Friday, 22 January 2021

Radium

 


Radium (Ra) is an element with the number 88 on the periodic table. When freshly prepared it is a brilliant white metal that quickly darkens when exposed to the air. It glows in the dark, giving a faint bluish-green luminescence.

It was discovered in 1898 by the double Nobel Prize winner Marie Curie (1867-1934), who failed to recognise just how dangerous it was. She was unaware that it was a million times more radioactive than uranium and highly carcinogenic. She regularly handled radium and other radioactive elements without taking protective measures and even kept lumps of radium in her desk because she liked the way it glowed. Her work undoubtedly led to her death from a form of leukaemia, and even today some of her personal papers have to be stored in lead-lined cases and are considered to be too dangerous to handle without wearing protective clothing.

During the years before the full dangers presented by radium were appreciated, it would take the lives of many more people who worked with it in ignorance of the dangers to which they were unwittingly exposed.

Radium was added to many patent medicines and products such as hair cream and toothpaste, because the glow was thought to indicate health-giving properties, when the precise opposite was the case.

In 1917, the US Radium Corporation produced a brand of luminous paint called Undark, invented by Dr Sabin von Sochocky. The corporation supplied the US military with it in the form of luminescent watch dials and instrument faces. Although the company’s managers and scientists protected themselves by using lead screens and protective clothing when handling radium, these precautions were not extended to their employees, who were mainly young women hired to paint the watch dials with radium paint.

The girls were so impressed by the luminescence of Undark that they used it as make-up and to decorate their fingernails. One radium worker is known to have painted her teeth with it before going on a date, so that her smile would glow in the dark.
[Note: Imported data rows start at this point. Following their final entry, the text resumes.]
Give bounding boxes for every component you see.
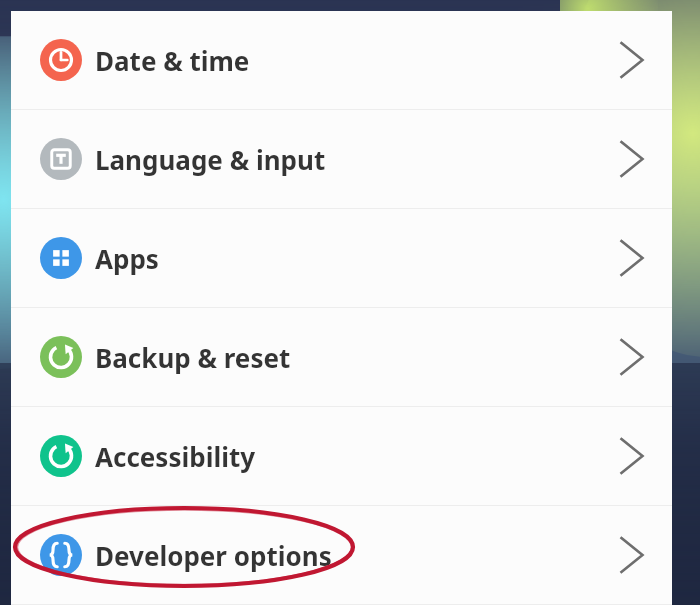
staticText: Date & time (95, 43, 250, 78)
staticText: Apps (95, 241, 159, 276)
button[interactable]: Accessibility (11, 407, 672, 505)
button[interactable]: Date & time (11, 11, 672, 109)
button[interactable]: Backup & reset (11, 308, 672, 406)
staticText: Accessibility (95, 439, 256, 474)
other: Open Language & input (620, 139, 648, 179)
staticText: Developer options (95, 538, 332, 573)
other: Open Developer options (620, 535, 648, 575)
staticText: Language & input (95, 142, 326, 177)
button[interactable]: Apps (11, 209, 672, 307)
other: Open Apps (620, 238, 648, 278)
button[interactable]: Language & input (11, 110, 672, 208)
other: Open Backup & reset (620, 337, 648, 377)
staticText: Backup & reset (95, 340, 291, 375)
button[interactable]: Developer options (11, 506, 672, 604)
other: Open Date & time (620, 40, 648, 80)
other: Open Accessibility (620, 436, 648, 476)
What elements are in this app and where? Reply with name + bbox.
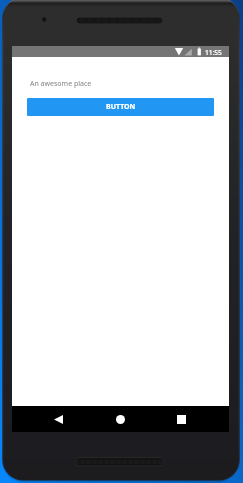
button[interactable]: BUTTON <box>27 98 214 116</box>
staticText: BUTTON <box>106 102 136 112</box>
button[interactable]: Back <box>38 406 78 432</box>
staticText: An awesome place <box>30 79 92 89</box>
staticText: 11:55 <box>205 48 222 57</box>
button[interactable]: Recent apps <box>161 406 201 432</box>
button[interactable]: Home <box>100 406 140 432</box>
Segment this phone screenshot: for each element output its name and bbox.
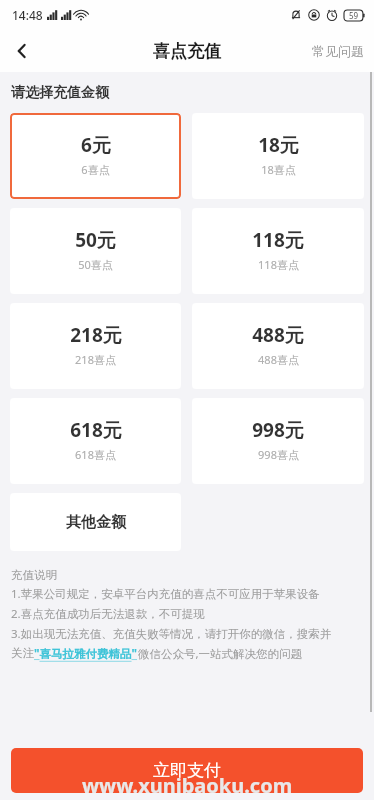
staticText: 其他金额 bbox=[66, 513, 126, 532]
staticText: 3.如出现无法充值、充值失败等情况，请打开你的微信，搜索并 bbox=[11, 626, 332, 642]
button[interactable]: 其他金额 bbox=[10, 493, 181, 551]
staticText: 618元 bbox=[70, 417, 122, 443]
staticText: 立即支付 bbox=[153, 760, 221, 781]
button[interactable]: "喜马拉雅付费精品" bbox=[34, 646, 138, 662]
staticText: 998元 bbox=[252, 417, 304, 443]
button[interactable]: 常见问题 bbox=[302, 35, 374, 67]
staticText: 18喜点 bbox=[261, 162, 296, 177]
staticText: 喜点充值 bbox=[153, 41, 221, 62]
staticText: 488元 bbox=[252, 322, 304, 348]
button[interactable]: 488元 bbox=[192, 303, 364, 389]
staticText: 14:48 bbox=[12, 7, 43, 23]
button[interactable]: 118元 bbox=[192, 208, 364, 294]
button[interactable]: 998元 bbox=[192, 398, 364, 484]
button[interactable]: 6元 bbox=[10, 113, 181, 199]
button[interactable]: 218元 bbox=[10, 303, 181, 389]
staticText: 998喜点 bbox=[258, 447, 299, 462]
staticText: 关注 bbox=[11, 646, 34, 660]
staticText: www.xunibaoku.com bbox=[82, 772, 293, 799]
staticText: 6喜点 bbox=[81, 162, 110, 177]
button[interactable]: 50元 bbox=[10, 208, 181, 294]
staticText: 218喜点 bbox=[75, 352, 116, 367]
staticText: 18元 bbox=[258, 132, 299, 158]
staticText: 2.喜点充值成功后无法退款，不可提现 bbox=[11, 606, 205, 622]
staticText: 50喜点 bbox=[78, 257, 113, 272]
button[interactable]: 618元 bbox=[10, 398, 181, 484]
staticText: 488喜点 bbox=[258, 352, 299, 367]
staticText: 618喜点 bbox=[75, 447, 116, 462]
staticText: 6元 bbox=[81, 132, 111, 158]
staticText: 充值说明 bbox=[11, 568, 57, 582]
staticText: 请选择充值金额 bbox=[11, 84, 109, 102]
staticText: 微信公众号,一站式解决您的问题 bbox=[138, 646, 303, 662]
button[interactable]: 18元 bbox=[192, 113, 364, 199]
staticText: 118元 bbox=[252, 227, 304, 253]
staticText: 常见问题 bbox=[312, 43, 364, 59]
button[interactable]: 立即支付 bbox=[11, 748, 363, 793]
staticText: 218元 bbox=[70, 322, 122, 348]
button[interactable]: 返回 bbox=[0, 30, 44, 72]
staticText: 59 bbox=[349, 10, 359, 21]
staticText: 50元 bbox=[75, 227, 116, 253]
staticText: 1.苹果公司规定，安卓平台内充值的喜点不可应用于苹果设备 bbox=[11, 586, 320, 602]
staticText: 118喜点 bbox=[258, 257, 299, 272]
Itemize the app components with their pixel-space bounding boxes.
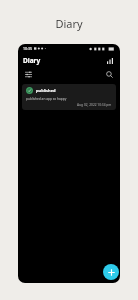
button[interactable]: Add entry — [103, 264, 119, 280]
button[interactable]: Statistics — [104, 55, 115, 66]
staticText: 10:35 — [23, 46, 32, 51]
button[interactable]: Search — [104, 69, 115, 80]
staticText: published — [36, 88, 56, 93]
button[interactable]: Filter — [23, 69, 34, 80]
staticText: published an app so happy — [26, 97, 67, 101]
staticText: Aug 02, 2022 10:34 pm — [77, 103, 112, 107]
staticText: Diary — [55, 16, 83, 31]
staticText: Diary — [23, 56, 41, 65]
button[interactable]: published — [22, 84, 116, 110]
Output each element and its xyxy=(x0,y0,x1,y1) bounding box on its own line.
Encouraged by their managers, the workers regularly shaped their brushes by using their lips and tongues, which led many of them ingesting considerable quantities of radium.
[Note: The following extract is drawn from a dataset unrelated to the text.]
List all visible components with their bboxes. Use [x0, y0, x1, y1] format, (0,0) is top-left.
The results were devastating, with many of the women developing mouth cancers, bone fractures and what was termed “radium jaw”, a type of necrosis. There were hundreds of premature deaths.

When these cases were brought to public attention, the company denied the claims and organised a medical cover-up. Eventually, justice was done when the subsequent court case became a cornerstone of labour safety law.

Radium also took the life of the inventor of Undark. Dr von Sochocky died in 1928 from aplastic anaemia, the same disease that would kill Marie Curie in 1934.